For applications where the device is not used in harsh environments, Sundance offers the Solar Express 125 (SE125) board. This half-size PCIe board utilizes the same AMD Zynq UltraScale+ MPSoC architecture as the PCIe104Z, providing a significant boost in processing power for complex AI workloads such as object detection, image recognition, or natural language processing.
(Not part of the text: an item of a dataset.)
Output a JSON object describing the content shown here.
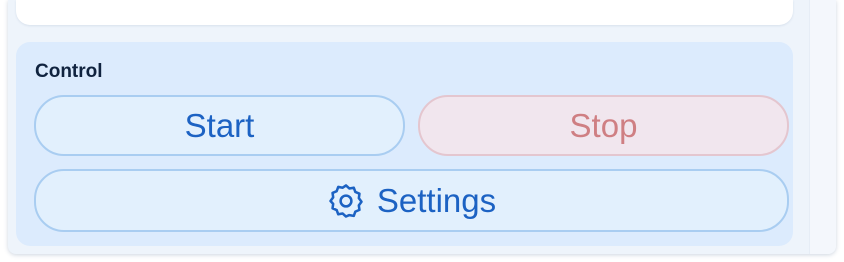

The processing capabilities of the SE125 cater to more demanding edge applications like video analytics for security systems or real-time traffic monitoring in smart cities. Importantly, the SE125 offers deployment flexibility – it can operate as a standalone dedicated processing unit or integrate seamlessly within a host PC for scenarios requiring additional system resources.

PXIe800Z

Another option for developers working within the PXIe ecosystem is the PXIe800Z board. This board integrates the AMD Zynq UltraScale+ MPSoC within the industry-standard PXIe form factor, offering seamless integration with existing PXI test and measurement setups commonly found in research labs or validation environments.

Additionally, the PXIe800Z features built-in support for industry-standard FMC (FPGA Mezzanine Card) modules. These modules provide further customization and expansion of functionality, allowing developers to add specific features like high-speed analog-to-digital converters or custom I/O interfaces tailored to their unique application needs.